Boot Camp Bonus: A Well Stocked Pantry

Yesterday I mentioned keeping a reasonably well stocked pantry in order to allow for some flexibility in my meal planning.  I got to thinking about what a well stocked pantry looks like.  It will probably different for every household, and it varies for us as well, depending on season, tastes, moods, how well we stocked up last year, etc.

In general, this is what I came up with for our version of a well stocked pantry (in no particular order).

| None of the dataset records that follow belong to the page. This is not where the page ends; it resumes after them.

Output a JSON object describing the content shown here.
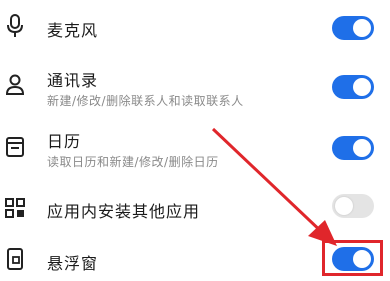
{
  "permissions": [
    {
      "icon": "microphone-icon",
      "title": "麦克风",
      "subtitle": "",
      "enabled": true
    },
    {
      "icon": "contacts-icon",
      "title": "通讯录",
      "subtitle": "新建/修改/删除联系人和读取联系人",
      "enabled": true
    },
    {
      "icon": "calendar-icon",
      "title": "日历",
      "subtitle": "读取日历和新建/修改/删除日历",
      "enabled": true
    },
    {
      "icon": "install-apps-icon",
      "title": "应用内安装其他应用",
      "subtitle": "",
      "enabled": false
    },
    {
      "icon": "floating-window-icon",
      "title": "悬浮窗",
      "subtitle": "",
      "enabled": true
    }
  ],
  "colors": {
    "toggle_on": "#1f6fe8",
    "toggle_off": "#e4e4e4",
    "annotation": "#e0262b"
  }
}
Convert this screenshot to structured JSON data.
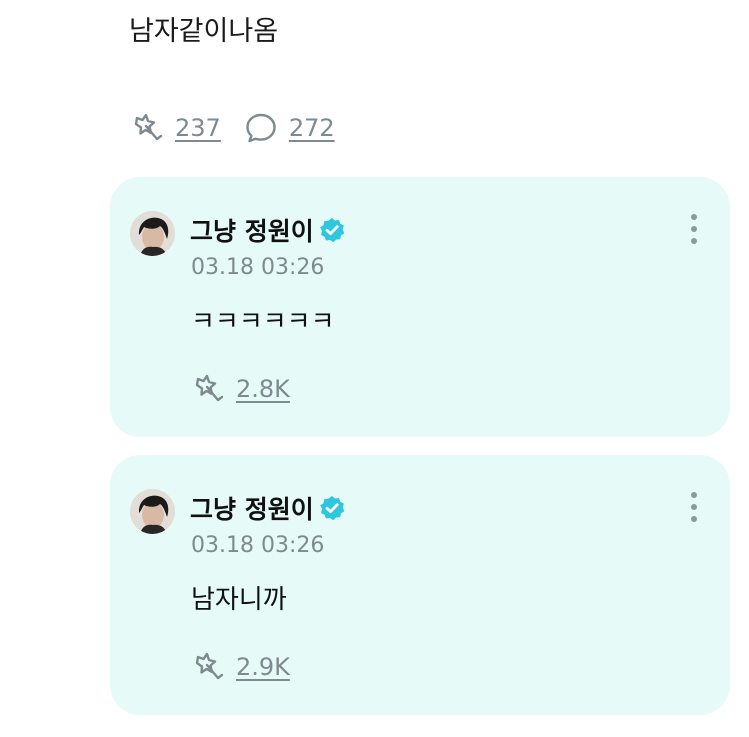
{
  "post": {
    "text": "남자같이나옴",
    "stats": {
      "likes_count": "237",
      "replies_count": "272",
      "like_icon": "like-star-icon",
      "reply_icon": "speech-bubble-icon"
    }
  },
  "comments": [
    {
      "author": "그냥 정원이",
      "verified": true,
      "timestamp": "03.18 03:26",
      "body": "ㅋㅋㅋㅋㅋㅋ",
      "likes_count": "2.8K"
    },
    {
      "author": "그냥 정원이",
      "verified": true,
      "timestamp": "03.18 03:26",
      "body": "남자니까",
      "likes_count": "2.9K"
    }
  ],
  "colors": {
    "comment_bg": "#e6fbf7",
    "verified": "#2ec7e0",
    "muted_text": "#7e8a8f"
  }
}
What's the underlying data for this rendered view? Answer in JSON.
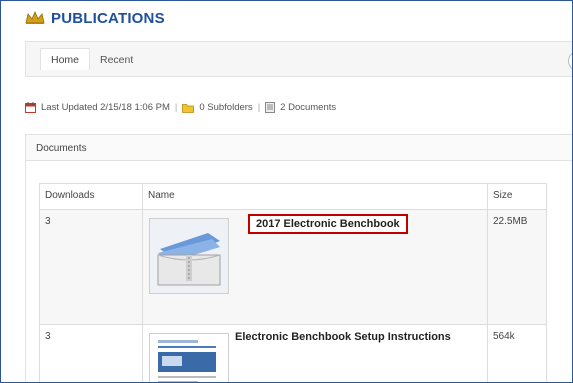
{
  "title": "PUBLICATIONS",
  "tabs": [
    {
      "label": "Home"
    },
    {
      "label": "Recent"
    }
  ],
  "meta": {
    "last_updated": "Last Updated 2/15/18 1:06 PM",
    "subfolders": "0 Subfolders",
    "documents": "2 Documents"
  },
  "panel": {
    "heading": "Documents"
  },
  "table": {
    "headers": [
      "Downloads",
      "Name",
      "Size"
    ],
    "rows": [
      {
        "downloads": "3",
        "name": "2017 Electronic Benchbook",
        "size": "22.5MB",
        "icon": "zip-archive-icon"
      },
      {
        "downloads": "3",
        "name": "Electronic Benchbook Setup Instructions",
        "size": "564k",
        "icon": "document-thumbnail-icon"
      }
    ]
  },
  "colors": {
    "brand": "#1f4f9e",
    "highlight": "#c00000"
  }
}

  1. Oats – I keep a half gallon to gallon size container of oats on hand at all times.  Sometimes I switch between steel cut oats and rolled oats, but I have found that rolled oats are more versatile.   These whole grains make oatmeal, of course, but they can be added to desserts (cookies, crisps), muffins, breads, and are the base for home made granola.  They are insanely less expensive than boxed cereals, and better for you too.
  2. Rice – I use both white and brown rice, and at times I’ve kept quinoa on hand instead.  Rice is a great belly filler, another whole grain, and it keeps.  Good with stir-fries, in soups and stews, as a side dish, the star of risotto, and Rick even eats it for breakfast with butter and cinnamon.
  3. Canned beans – the hero of emergency meals.  Dried beans are far cheaper, and we keep them on hand too, but canned beans can be used instantly with no soaking or hours of cooking.  We add them to up the protein on pasta dishes and soups, sprinkle them over salads, as easy finger-food lunches for the kids, we let them star in vegetarian meals.  Keeping beans on hand saves the day if I forget to defrost meat for dinner.
  4. Olive oil & balsamic vinegar – Together, they make an easy, delicious and cheap salad dressing.  Separately, olive oil can be used for nearly everything we cook.  I do keep other oils on hand too, but if I had to keep only one, olive oil would be it.  The balsamic can be used in other ways too.  A friend brought over a dessert once of mascarpone cheese spread on sugar cookies, topped with sliced strawberries and drizzled with balsamic reduction (heaven).  I use balsamic as a secret ingredient in certain soups and other dishes.
  5. Broth – you can’t really make risotto without it and it makes soups super fast.  It’s a decent substitute for white wine in a pinch.  It’s a fast way to up your flavor without much effort.
  6. Canned tomatoes – if I’m crunched for time or feeling lazy, you can bet I’m reaching for a jar or can of tomatoes.  They can become anything.  I use them for enchilada sauce, pasta sauce, pizza sauce, soup, stew, chilli, roasted with other veggies, you name it.  This is a true staple for us.
  7. Onions and/or garlic – the other day I told Rick, “We’re out of onions.  I can’t make anything without an onion!”  I know, strictly speaking, onions and garlic are perishable, probably not really “pantry” food, but stored well, they last a long time and I really feel like I can make anything taste good if I have an onion or garlic.  This makes my mom laugh.  When I was a kid, I “hated” onions, I even gave my mom a homemade citation for using too many – her punishment was to not be allowed to use them for a whole week.  She was a good sport and went along.  I pray my children don’t ever punish me this way.  You can make rice and beans delicious with a little onion and garlic.  If times are tough, and your cupboard is nearly bare, you better have an onion.
  8. Dried herbs/spices – I love me some spices.  I can’t understand how people cook with nothing but salt and pepper.  An average spice rack should at least include thyme, rosemary, oregano, parsley, dill, red pepper flakes, bay leaves, savory, and cumin powder.  Mine better have extra red pepper flakes and Chimayo chili powder too.  You don’t have broth?  Make some with your meat, an onion, a bay leaf and some thyme, parsley, and savory.  Chili?  You need that cumin and those ground chilies.  Rosemary will make your plain ol’ rice and chicken amazing.  A bit of dried herbs go a long way, and they can make the most basic of meals delicious.
  9. Pasta – Another go-to for us.  It’s versatile, cheap, it keeps forever and I can buy it in bulk.  Sometimes I feel like the number of pasta dishes is limitless.
  10. Soy Sauce & rice vinegar – If you get tired of tomato based dishes, the cure is soy sauce and white vinegar.  The combo makes the best fried rice, and you can use them to make many Asian sauces.  Soup, Thai, stir fry, peanut sauce, marinade, jerky,  the list goes on.  Practice using the pair and you can impress anyone.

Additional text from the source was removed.